Nous avons tenté, dans cette étude, d’établir des ponts entre le droit international économique et la pratique de la CEDH pour contribuer, très modestement, à résoudre l’indétermination qui caractérise l’exception de moralité publique en droit de l’OMC.

L’indétermination, ici, est triple. Elle est d’abord liée à la pauvreté d’indices quant à ce les rédacteurs du GATT ont voulu entendre par « moralité publique », à laquelle les principes d’interprétation de la Convention de Vienne ne peuvent suppléer. Deuxièmement, la jurisprudence encore très rare sur cette exception a été peu généreuse en explications. Le Groupe spécial, dans l’affaire États-Unis — Jeux semble jeter les bases d’une démarche analytique, mais qui aurait mérité d’être beaucoup plus explicite dans les circonstances. Dans l’affaire Chine — Publications et produits audiovisuels, le panel donne l’impression de s’être défilé d’une tâche qu’il appréhendait trop lourde. Experts et juristes, de leur côté, ont cherché à combler les lacunes sans véritablement trouver de terrain d’entente.

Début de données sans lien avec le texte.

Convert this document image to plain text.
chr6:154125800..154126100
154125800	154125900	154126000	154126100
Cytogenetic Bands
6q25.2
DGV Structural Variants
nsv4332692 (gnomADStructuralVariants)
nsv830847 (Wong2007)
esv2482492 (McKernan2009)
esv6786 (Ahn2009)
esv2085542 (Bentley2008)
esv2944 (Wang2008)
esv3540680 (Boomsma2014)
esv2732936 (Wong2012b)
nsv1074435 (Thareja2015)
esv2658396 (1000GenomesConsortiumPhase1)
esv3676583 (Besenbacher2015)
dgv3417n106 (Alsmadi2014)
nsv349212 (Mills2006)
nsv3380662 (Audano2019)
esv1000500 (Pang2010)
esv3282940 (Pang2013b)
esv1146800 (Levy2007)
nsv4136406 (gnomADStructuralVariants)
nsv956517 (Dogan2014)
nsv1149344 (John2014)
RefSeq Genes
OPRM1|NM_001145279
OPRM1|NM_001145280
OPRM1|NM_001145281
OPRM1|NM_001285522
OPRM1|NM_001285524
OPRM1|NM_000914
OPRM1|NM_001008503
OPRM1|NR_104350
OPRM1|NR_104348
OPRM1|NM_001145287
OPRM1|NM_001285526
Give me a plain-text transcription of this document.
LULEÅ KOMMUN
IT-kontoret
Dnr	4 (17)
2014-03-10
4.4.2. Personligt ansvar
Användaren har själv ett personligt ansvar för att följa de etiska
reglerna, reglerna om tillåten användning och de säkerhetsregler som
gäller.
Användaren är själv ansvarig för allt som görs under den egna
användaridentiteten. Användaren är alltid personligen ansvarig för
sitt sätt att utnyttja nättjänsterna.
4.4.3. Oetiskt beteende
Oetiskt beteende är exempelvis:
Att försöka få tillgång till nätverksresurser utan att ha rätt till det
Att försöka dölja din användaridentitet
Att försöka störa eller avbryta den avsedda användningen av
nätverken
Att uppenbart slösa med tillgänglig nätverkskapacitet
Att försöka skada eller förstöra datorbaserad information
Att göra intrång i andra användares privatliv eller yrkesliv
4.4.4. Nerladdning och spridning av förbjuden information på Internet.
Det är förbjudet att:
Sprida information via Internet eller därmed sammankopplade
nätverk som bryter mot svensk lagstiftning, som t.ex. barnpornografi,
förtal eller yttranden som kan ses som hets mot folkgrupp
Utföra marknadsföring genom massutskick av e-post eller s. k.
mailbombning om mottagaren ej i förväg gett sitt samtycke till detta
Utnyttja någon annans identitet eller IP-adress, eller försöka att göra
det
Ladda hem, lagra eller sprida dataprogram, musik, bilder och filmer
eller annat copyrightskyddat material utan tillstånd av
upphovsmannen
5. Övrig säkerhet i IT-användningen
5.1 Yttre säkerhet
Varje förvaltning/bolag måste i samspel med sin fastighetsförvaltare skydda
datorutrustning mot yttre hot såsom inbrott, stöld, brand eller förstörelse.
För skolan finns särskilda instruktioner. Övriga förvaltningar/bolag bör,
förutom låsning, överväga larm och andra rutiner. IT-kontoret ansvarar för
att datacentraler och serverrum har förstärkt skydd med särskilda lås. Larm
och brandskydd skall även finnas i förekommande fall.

Dans ce contexte, toutes nouvelles approches paraissent bienvenues, et peut-être même les plus audacieuses. Suivant ce conseil, nous avons isolé un des facteurs de la doctrine de marge d’appréciation, l’existence de consensus, pour proposer une méthode d’interprétation du premier volet de l’analyse de l’article XX(a) du GATT de 1994. L’approche définie transcende les thèses unilatéraliste et universaliste dans la détermination de ce qui relève de la catégorie d’exception de la moralité publique. Évolutive et respectueuse de la diversité des États membres, elle répond en même temps aux appels en faveur d’un meilleur arrimage entre le régime de l’OMC et le droit international des droits humains.

Ce détour par une matière a priori très éloignée du droit de l’OMC n’aura donc pas été vain. À défaut d’être un modèle pour le droit de l’OMC, la marge d’appréciation est au moins source d’inspiration ; dans tous les cas, elle aura servi de prétexte pour ouvrir la discussion à de nouveaux horizons et alimenter un débat qui semble, pour l’heure, être au point mort.